I remember being in my twenties, working on a novel, when my mother—who gave me my first typewriter when I was ten—looked at what I had written and asked, “Who’s going to read this?”
She didn’t mean it was bad. She meant: who is going to understand it?
At the time, I resisted that question. Now I find myself returning to it.
Over the past few months, as I’ve reviewed my poetry—more than a hundred finished pieces, and many more in draft—I’ve sometimes looked at my own work and thought: Where was I when I wrote this? What was I trying to say? Why can’t I quite reach it now?
Some of those poems were written from places where clarity was not the goal. Some were written in states of intensity, grief, or self-protection, where language became less a window than a veil. Sometimes I was protecting other people. Sometimes I was protecting myself. And sometimes the poem held what I could not yet say plainly.
Because language does two things at once.
It reveals, and it conceals.
Say a word like love, or peace, or home, and no two people in the room will experience it in exactly the same way. Language opens meaning, but it also shapes it. It defines, narrows, and frames what we are trying to say. And sometimes, as writers, we use it not only to express what is true, but to circle it, soften it, or keep it partially hidden.
This morning, writing a new poem, I noticed something different.
I wasn’t trying to hide anything.
I was trying to see clearly—and to say what I saw in a way that someone else could follow. Not simplified. Not flattened. But readable.

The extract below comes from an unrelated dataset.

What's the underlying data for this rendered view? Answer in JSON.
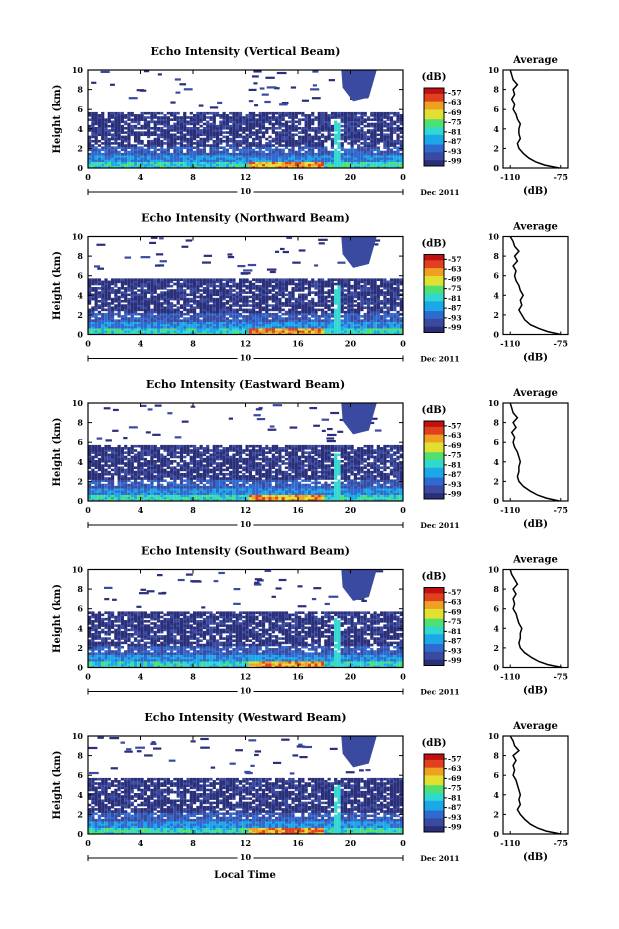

Clarity doesn’t mean losing depth. It means inviting someone in.
That is the threshold I find myself standing on now—as both a writer and a host of a creative community. How do we write in a way that still carries truth, complexity, and feeling, and also allows someone else to walk alongside us?
I don’t have a final answer. But I think I’m beginning to understand the question.
And for now, that feels like the right place to begin.